If you’re intrigued by artist Salvador Dalí, the Castell de Púbol is an essential piece of the puzzle. Between Girona and Palafrugell (22km northwest of the latter, south off the C66), this 14th-century castle was Dalí’s gift to his wife and muse Gala, who is buried here. The Gothic-Renaissance building, with creeper-covered walls, spiral stone staircases and a shady garden, was decorated to Gala’s taste, though there are surrealist touches like a grimacing anglerfish fountain and a pouting-lips sofa.
The life of Gala Dalí is fascinating in its own right, due to her entanglement with several pivotal figures in the first half of the 20th century. Gala married French poet Paul Éluard in 1917, had a two-year affair with pioneer of Dadaism Max Ernst, and then met Dalí in 1929. With Dalí’s approval she continued to take lovers, though their loyalty to each other remained fierce. Russian-born Gala was as admired for her elegance as much as she was feared for her imposing manners. Within the castle you'll find a collection of her high-fashion ballgowns, including a red-brick-print number designed by Dalí himself.
In 1969 Dalí finally found the ideal residence to turn into Gala’s refuge. At the age of 76, Gala preferred to flit in and out of Dalí’s decadent lifestyle. Dalí was only permitted to visit the castle with advance written permission, a restriction that held considerable erotic charge for the artist.

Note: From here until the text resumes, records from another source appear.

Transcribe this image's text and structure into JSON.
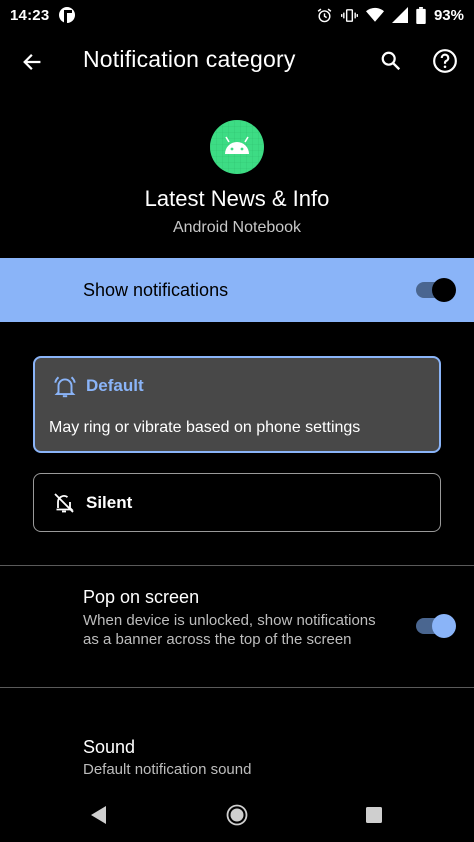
{
  "status_bar": {
    "time": "14:23",
    "battery_percent": "93%",
    "icons": [
      "alarm-icon",
      "vibrate-icon",
      "wifi-icon",
      "signal-icon",
      "battery-icon"
    ]
  },
  "app_bar": {
    "title": "Notification category",
    "icons": {
      "back": "back-arrow-icon",
      "search": "search-icon",
      "help": "help-icon"
    }
  },
  "header": {
    "channel_name": "Latest News & Info",
    "app_name": "Android Notebook",
    "app_icon": "android-robot-icon"
  },
  "show_notifications": {
    "label": "Show notifications",
    "enabled": true
  },
  "options": {
    "default": {
      "label": "Default",
      "description": "May ring or vibrate based on phone settings",
      "selected": true
    },
    "silent": {
      "label": "Silent",
      "selected": false
    }
  },
  "pop_on_screen": {
    "title": "Pop on screen",
    "summary": "When device is unlocked, show notifications as a banner across the top of the screen",
    "enabled": true
  },
  "sound": {
    "title": "Sound",
    "summary": "Default notification sound"
  },
  "colors": {
    "accent": "#8ab4f8",
    "background": "#000000",
    "card_selected": "#484848",
    "android_green": "#3ddc84"
  }
}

Today the Castell de Púbol forms the southernmost point of Catalonia's ‘Salvador Dalí triangle’. The sombre castle is almost an antithesis to the flamboyance of Figueres' Teatre-Museu Dalí and Dalí's seaside home in Port Lligat near Cadaqués.
To get here, catch a bus to La Pera from Girona (€3.05, 40 minutes, six to nine daily) or Palafrugell (€3.15, 30 minutes, seven to 10 daily), and alight at the stop on the C66 then walk 2km south to the castle. Alternatively, take a train from Girona to Flaça (€3.30, 15 minutes, at least 15 daily), then taxi the last 5km.